Our research on collaboration has included expanding formal models of collaboration to handle uncertainty about partners’ plans and, as illustrated in figure 6, deciding when to communicate with them (Kamar, Gal, and Grosz 2009a); developing models and algorithms for efficient decision making under uncertainty and using them to analyze people’s perceptions of the value of interruptions (Sarne and Grosz 2007; Kamar, Gal, and Grosz 2009b); and devising methods for learning about reputation (Hendrix, Gal and Pfeffer 2009). We have applied some of these ideas to the design of a collaborative interface for educational software (Gal et al. 2012).
Our research on computer decision making informed by people’s behavior has examined the ways in which people’s decision making changes when they are in groups and when they are interacting with computer systems (Gal et al. 2010, Van Wissen et al. 2012), the use of emotion expressions to increase perceptions of trustworthiness (Antos et al. 2011), and the use of emotionlike operators to improve computer decision making (Antos and Pfeffer 2011).
With all this in mind, here’s my proposal for the question Turing might pose now:
Is it imaginable that a computer (agent) team member could behave, over the long term and in uncertain, dynamic environments, in such a way that people on the team will not notice it is not human.

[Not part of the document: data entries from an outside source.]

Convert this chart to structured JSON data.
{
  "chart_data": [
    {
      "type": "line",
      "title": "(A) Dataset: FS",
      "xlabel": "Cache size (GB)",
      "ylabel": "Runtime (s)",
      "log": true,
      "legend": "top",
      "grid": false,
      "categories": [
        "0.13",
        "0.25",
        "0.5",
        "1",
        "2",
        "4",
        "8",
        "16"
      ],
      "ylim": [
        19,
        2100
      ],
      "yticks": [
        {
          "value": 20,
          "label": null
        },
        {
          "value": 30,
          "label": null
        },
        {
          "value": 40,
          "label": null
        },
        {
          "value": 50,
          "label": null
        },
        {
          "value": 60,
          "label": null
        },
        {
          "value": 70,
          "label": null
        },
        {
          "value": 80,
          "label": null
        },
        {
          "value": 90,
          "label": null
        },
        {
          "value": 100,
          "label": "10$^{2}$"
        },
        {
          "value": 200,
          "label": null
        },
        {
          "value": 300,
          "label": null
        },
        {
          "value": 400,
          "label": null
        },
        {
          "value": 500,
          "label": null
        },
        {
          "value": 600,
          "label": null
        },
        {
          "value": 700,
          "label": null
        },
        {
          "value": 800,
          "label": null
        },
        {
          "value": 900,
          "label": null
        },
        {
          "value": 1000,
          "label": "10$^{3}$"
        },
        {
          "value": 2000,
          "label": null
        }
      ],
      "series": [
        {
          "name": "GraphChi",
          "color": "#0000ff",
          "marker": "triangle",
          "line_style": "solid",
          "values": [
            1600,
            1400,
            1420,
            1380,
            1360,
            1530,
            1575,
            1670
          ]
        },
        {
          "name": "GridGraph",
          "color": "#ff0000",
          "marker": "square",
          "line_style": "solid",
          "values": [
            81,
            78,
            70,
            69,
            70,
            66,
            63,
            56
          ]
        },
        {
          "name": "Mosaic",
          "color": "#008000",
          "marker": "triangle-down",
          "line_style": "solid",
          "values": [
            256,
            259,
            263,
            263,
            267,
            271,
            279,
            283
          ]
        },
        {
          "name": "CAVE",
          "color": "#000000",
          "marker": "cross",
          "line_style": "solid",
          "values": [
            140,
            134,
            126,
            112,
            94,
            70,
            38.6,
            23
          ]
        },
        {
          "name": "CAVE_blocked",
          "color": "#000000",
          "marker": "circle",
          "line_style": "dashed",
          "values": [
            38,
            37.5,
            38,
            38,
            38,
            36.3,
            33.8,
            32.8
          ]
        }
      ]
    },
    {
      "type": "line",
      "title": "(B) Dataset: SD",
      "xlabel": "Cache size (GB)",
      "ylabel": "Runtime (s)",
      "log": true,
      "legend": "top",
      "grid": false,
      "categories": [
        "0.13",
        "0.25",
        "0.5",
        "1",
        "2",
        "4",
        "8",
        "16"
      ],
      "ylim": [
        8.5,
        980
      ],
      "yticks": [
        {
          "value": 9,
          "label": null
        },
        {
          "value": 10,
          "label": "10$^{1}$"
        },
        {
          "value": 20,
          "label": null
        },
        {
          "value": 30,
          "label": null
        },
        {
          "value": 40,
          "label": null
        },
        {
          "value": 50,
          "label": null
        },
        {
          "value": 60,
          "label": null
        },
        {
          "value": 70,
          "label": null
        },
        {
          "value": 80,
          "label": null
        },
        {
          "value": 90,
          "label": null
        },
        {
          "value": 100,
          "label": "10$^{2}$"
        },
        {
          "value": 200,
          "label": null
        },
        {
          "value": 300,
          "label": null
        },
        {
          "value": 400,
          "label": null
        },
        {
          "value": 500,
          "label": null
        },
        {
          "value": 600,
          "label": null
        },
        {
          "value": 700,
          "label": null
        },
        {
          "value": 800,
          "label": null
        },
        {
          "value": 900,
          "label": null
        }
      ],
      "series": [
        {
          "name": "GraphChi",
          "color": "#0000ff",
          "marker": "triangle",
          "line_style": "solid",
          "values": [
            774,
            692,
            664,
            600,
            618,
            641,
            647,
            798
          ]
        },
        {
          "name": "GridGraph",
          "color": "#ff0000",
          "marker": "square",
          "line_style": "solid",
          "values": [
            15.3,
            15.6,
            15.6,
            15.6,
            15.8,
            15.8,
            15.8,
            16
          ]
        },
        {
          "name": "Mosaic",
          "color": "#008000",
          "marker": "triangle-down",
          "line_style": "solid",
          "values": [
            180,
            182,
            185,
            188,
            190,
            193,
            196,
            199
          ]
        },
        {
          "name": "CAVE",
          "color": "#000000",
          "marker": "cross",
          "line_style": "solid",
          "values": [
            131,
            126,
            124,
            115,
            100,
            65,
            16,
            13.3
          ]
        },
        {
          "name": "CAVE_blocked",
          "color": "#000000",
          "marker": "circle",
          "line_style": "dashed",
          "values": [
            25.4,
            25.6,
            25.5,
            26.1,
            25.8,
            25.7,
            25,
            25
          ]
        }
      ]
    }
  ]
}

Several properties of this test are worth noting. It shares with Turing’s original test that it does not ask a machine to appear like a human. It furthermore does not ask that the computer system act like a person or be mistaken for one. Instead it asks that the computer’s nonhumanness not hit one in the face, that it is not noticeable, and that the computer act intelligently enough that it does not baffle its teammates, leaving them wondering not about what it is thinking but whether it is. This test differs from Turing’s in allowing for incremental development and testing. Systems can start with simple group activities and advance to more complex ones. They can almost pass and adapt to do better. One can devise intermediate measures of accomplishment.
It is worth noting that advances beyond those in Siri, Watson, and Deep Blue (to take three of the most visible AI successes) are required to meet this challenge. Systems will need models of their teammates’ knowledge, abilities, preferences, and more. They will need to figure out how to share information appropriately (what with whom and when). They will need to manage plans and recover from errors. And much more.
Turing ends his paper by saying (Turing 1950, 430), “We can only see a short distance ahead, but we can see plenty there that needs to be done.” That remains true today. I invite readers to conjecture and design their own new “Turing questions” to set new visions.